In a “questionable” neurological examination at this age the child may show one or more of diminished sociability, irritability, lack of visual interest, strabismus, mild or intermittent movement asymmetry, a single very strong primitive reflex, questionable or subtle tone changes in response to changes in position in space, or motor delay. One or both hands may be fisted intermittently. Note that most minor asymmetries are not associated with ongoing problems.

An “abnormal” neurological examination would include one or more of: cranial nerve abnormality other than strabismus; marked lack of social responsiveness, no apparent visual attention or response to soft sounds; obviously poor quality of movement with awkward changes of posture, jerkiness, and repetitiveness; marked asymmetry of movement, tone or deep tendon reflexes; abnormally low or high tone; hyper-reflexia; strong primitive reflexes which dominate the infants movements and from which the infant cannot appear to free himself. Fisting of one or both hands indicates hypertonia, and retention of the thumb within the fist may indicate cortical injury. About half of all infants with an abnormal neurological examination at this age will have permanent difficulties and some sort of intervention should be discussed with the parents.
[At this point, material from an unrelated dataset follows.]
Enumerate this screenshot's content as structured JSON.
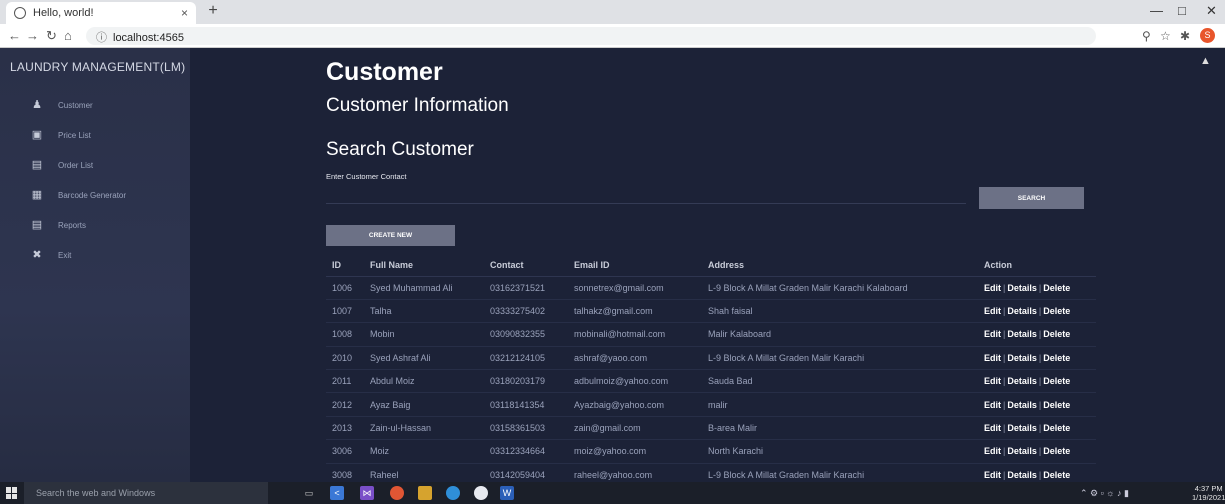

The best time for a second surveillance examination is at seven or eight months eight months since almost all normally developing infants can by this time sit for five minutes without any support and clear failure to approach this milestone is definite evidence of delayed motor development. The ability to reach the sitting position from supine or probe comes later, or to leave it in controlled fashion, without falling, for crawling or some other mode of mobility, comes a little later. The hands are open all the time and, without obvious preference, are used for reach and grasp activities to either side and across the midline. No abnormal hand posturing or asymmetric involvement in protective responses can be observed. The infant has been rolling from prone to supine and back for a month or so. The infant will locate a soft noisemaker at the level of the ear-hole by turning the head. There is no abnormality of tone or reflexes and primitive reflex activity cannot be elicited by routine procedures. If resources do not allow surveillance at this time the seven month session can be omitted in medium or low-risk infants whose four month neurological examination was normal.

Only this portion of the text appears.